Editor's note: The full-format WCU report will return next week.
Gold seems to be breaking its negative correlation to rising US real yields and the Chinese yuan. The yuan and gold have almost been joined by the hip of late, seeing weakness since the US-China trade war began. However the emerging softness in US stocks this week combined with the recent rise in bond yields and speculation that the dollar may be peaking have triggered renewed demand for diversification and tail-end protection.

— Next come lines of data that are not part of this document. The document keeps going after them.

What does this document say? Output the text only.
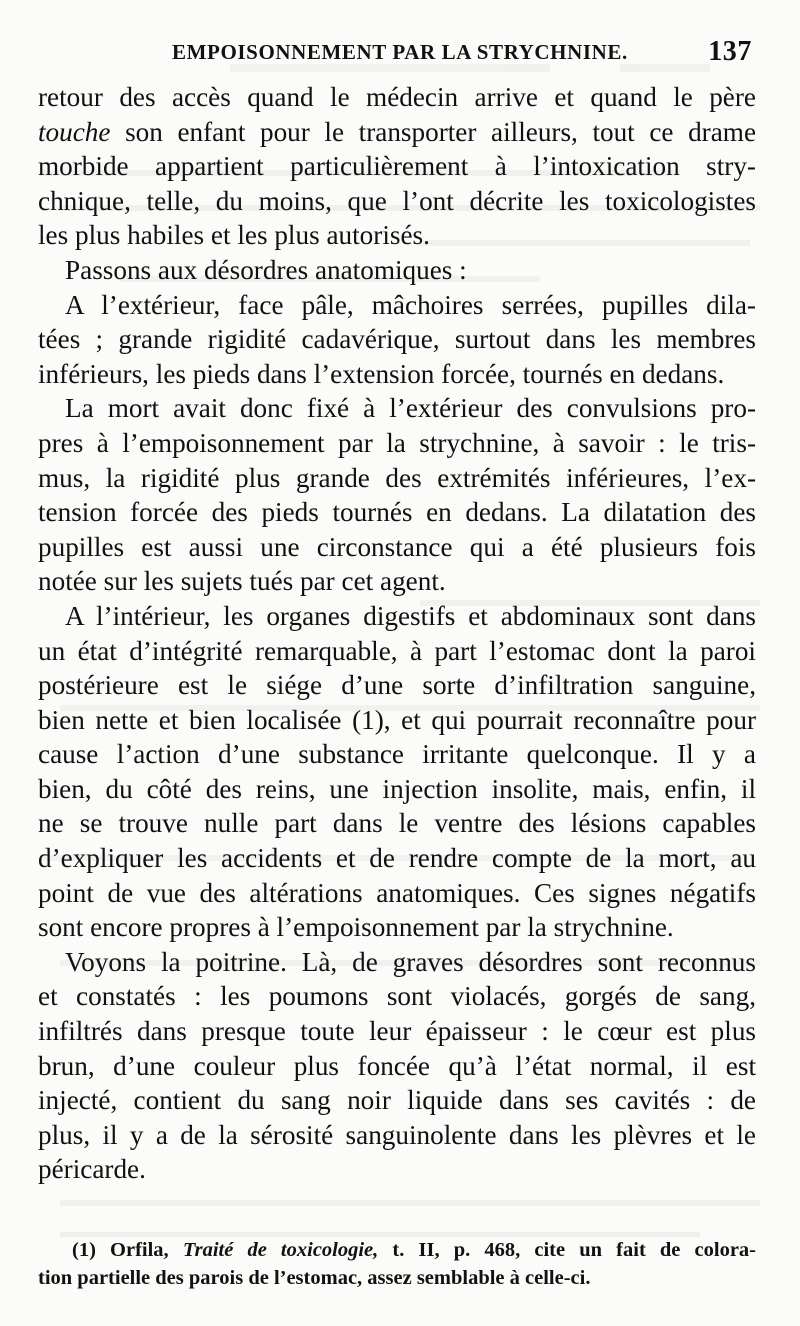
EMPOISONNEMENT PAR LA STRYCHNINE.	137

retour des accès quand le médecin arrive et quand le père

touche son enfant pour le transporter ailleurs, tout ce drame

morbide appartient particulièrement à l’intoxication stry-

chnique, telle, du moins, que l’ont décrite les toxicologistes

les plus habiles et les plus autorisés.

Passons aux désordres anatomiques :

A l’extérieur, face pâle, mâchoires serrées, pupilles dila-

tées ; grande rigidité cadavérique, surtout dans les membres

inférieurs, les pieds dans l’extension forcée, tournés en dedans.

La mort avait donc fixé à l’extérieur des convulsions pro-

pres à l’empoisonnement par la strychnine, à savoir : le tris-

mus, la rigidité plus grande des extrémités inférieures, l’ex-

tension forcée des pieds tournés en dedans. La dilatation des

pupilles est aussi une circonstance qui a été plusieurs fois

notée sur les sujets tués par cet agent.

A l’intérieur, les organes digestifs et abdominaux sont dans

un état d’intégrité remarquable, à part l’estomac dont la paroi

postérieure est le siége d’une sorte d’infiltration sanguine,

bien nette et bien localisée (1), et qui pourrait reconnaître pour

cause l’action d’une substance irritante quelconque. Il y a

bien, du côté des reins, une injection insolite, mais, enfin, il

ne se trouve nulle part dans le ventre des lésions capables

d’expliquer les accidents et de rendre compte de la mort, au

point de vue des altérations anatomiques. Ces signes négatifs

sont encore propres à l’empoisonnement par la strychnine.

Voyons la poitrine. Là, de graves désordres sont reconnus

et constatés : les poumons sont violacés, gorgés de sang,

infiltrés dans presque toute leur épaisseur : le cœur est plus

brun, d’une couleur plus foncée qu’à l’état normal, il est

injecté, contient du sang noir liquide dans ses cavités : de

plus, il y a de la sérosité sanguinolente dans les plèvres et le

péricarde.

(1) Orfila, Traité de toxicologie, t. II, p. 468, cite un fait de colora-

tion partielle des parois de l’estomac, assez semblable à celle-ci.
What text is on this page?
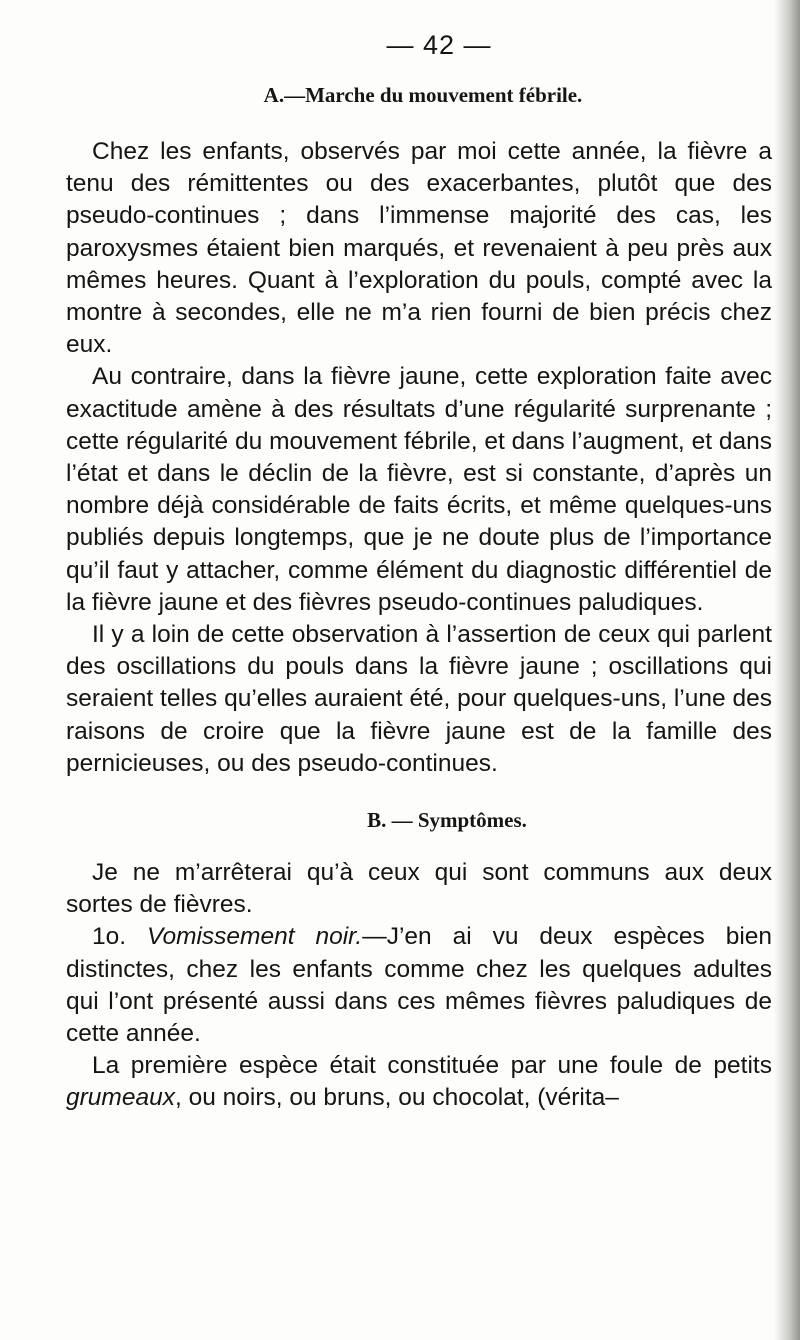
— 42 —
A.—Marche du mouvement fébrile.

Chez les enfants, observés par moi cette année, la fièvre a tenu des rémittentes ou des exacerbantes, plutôt que des pseudo-continues ; dans l’immense majorité des cas, les paroxysmes étaient bien marqués, et revenaient à peu près aux mêmes heures. Quant à l’exploration du pouls, compté avec la montre à secondes, elle ne m’a rien fourni de bien précis chez eux.

Au contraire, dans la fièvre jaune, cette exploration faite avec exactitude amène à des résultats d’une régularité surprenante ; cette régularité du mouvement fébrile, et dans l’augment, et dans l’état et dans le déclin de la fièvre, est si constante, d’après un nombre déjà considérable de faits écrits, et même quelques-uns publiés depuis longtemps, que je ne doute plus de l’importance qu’il faut y attacher, comme élément du diagnostic différentiel de la fièvre jaune et des fièvres pseudo-continues paludiques.

Il y a loin de cette observation à l’assertion de ceux qui parlent des oscillations du pouls dans la fièvre jaune ; oscillations qui seraient telles qu’elles auraient été, pour quelques-uns, l’une des raisons de croire que la fièvre jaune est de la famille des pernicieuses, ou des pseudo-continues.

B. — Symptômes.

Je ne m’arrêterai qu’à ceux qui sont communs aux deux sortes de fièvres.

1o. Vomissement noir.—J’en ai vu deux espèces bien distinctes, chez les enfants comme chez les quelques adultes qui l’ont présenté aussi dans ces mêmes fièvres paludiques de cette année.

La première espèce était constituée par une foule de petits grumeaux, ou noirs, ou bruns, ou chocolat, (vérita–
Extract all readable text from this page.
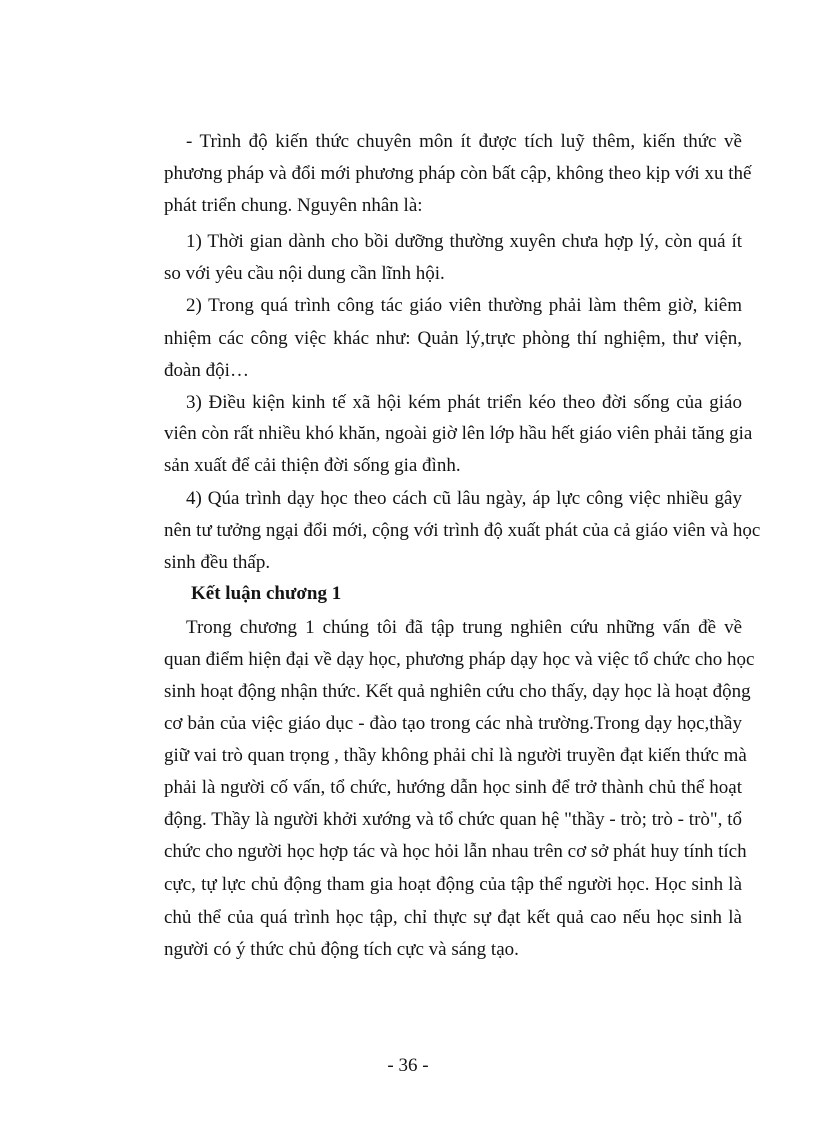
- Trình độ kiến thức chuyên môn ít được tích luỹ thêm, kiến thức về
phương pháp và đổi mới phương pháp còn bất cập, không theo kịp với xu thế
phát triển chung. Nguyên nhân là:
1) Thời gian dành cho bồi dưỡng thường xuyên chưa hợp lý, còn quá ít
so với yêu cầu nội dung cần lĩnh hội.
2) Trong quá trình công tác giáo viên thường phải làm thêm giờ, kiêm
nhiệm các công việc khác như: Quản lý,trực phòng thí nghiệm, thư viện,
đoàn đội…
3) Điều kiện kinh tế xã hội kém phát triển kéo theo đời sống của giáo
viên còn rất nhiều khó khăn, ngoài giờ lên lớp hầu hết giáo viên phải tăng gia
sản xuất để cải thiện đời sống gia đình.
4) Qúa trình dạy học theo cách cũ lâu ngày, áp lực công việc nhiều gây
nên tư tưởng ngại đổi mới, cộng với trình độ xuất phát của cả giáo viên và học
sinh đều thấp.
Kết luận chương 1
Trong chương 1 chúng tôi đã tập trung nghiên cứu những vấn đề về
quan điểm hiện đại về dạy học, phương pháp dạy học và việc tổ chức cho học
sinh hoạt động nhận thức. Kết quả nghiên cứu cho thấy, dạy học là hoạt động
cơ bản của việc giáo dục - đào tạo trong các nhà trường.Trong dạy học,thầy
giữ vai trò quan trọng , thầy không phải chỉ là người truyền đạt kiến thức mà
phải là người cố vấn, tổ chức, hướng dẫn học sinh để trở thành chủ thể hoạt
động. Thầy là người khởi xướng và tổ chức quan hệ "thầy - trò; trò - trò", tổ
chức cho người học hợp tác và học hỏi lẫn nhau trên cơ sở phát huy tính tích
cực, tự lực chủ động tham gia hoạt động của tập thể người học. Học sinh là
chủ thể của quá trình học tập, chỉ thực sự đạt kết quả cao nếu học sinh là
người có ý thức chủ động tích cực và sáng tạo.
- 36 -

The close correlation between gold and the yuan has baffled the market in recent months. While no clear explanation exists, some speculation has emerged that the People's Bank of China is seeking a stable currency, not against the dollar but against gold. Indeed, XAUCNH (off-shore) and also onshore XAUCNY have traded in a very stable fashion during the recent period. Yesterday, however, the price broke the downtrend from 2016 and while the PBoC has undoubtedly been buying into the recent weakness, we are unlikely to see any selling emerge on renewed gold strength.
Yesterday’s weaker-than-expected US CPI reading strengthened the market's belief that the Federal Reserve may be making a policy mistake if it doesn’t step away from its “nowhere near normal” stance on rates. Together with a bounce in bonds as stocks continued lower, this narrative helped trigger the biggest one-day rally since June 2016, when the Brexit vote in the UK shocked the market.
Gold has now cleared the first hurdle of resistance at $1,210/oz but in order for this to be more than a weak correction within a major downtrend it needs at a minimum to break above $1,238/oz, the 38.2% retracement of this years sell-off.
The weekly COT report has highlighted the (up until recently) continued build in speculative short positions held by hedge funds. The peak was reached a couple of weeks back when the net-short hit a record 77,000 lots. This was three times bigger than the previous record short from December 2015, which occurred ahead of the first Fed rate hike. Given the impact of previous periods of short-covering, a return to a neutral position could see the gold price higher by between $50 and $75/oz.
While the S&P 500 was down 5.4% Thursday and heading for its worst week since March, the VanEck Vectors Gold Miners ETF (GDX) was up 6.5%, its best week since January 2017. The exchange-traded fund tracks the performance of and invests in materials stocks of all cap sizes across the globe. Its largest allocation is in North America with Newmont Mining Corp. and Barrick Gold Corp. accounting for close to 20% of its exposure.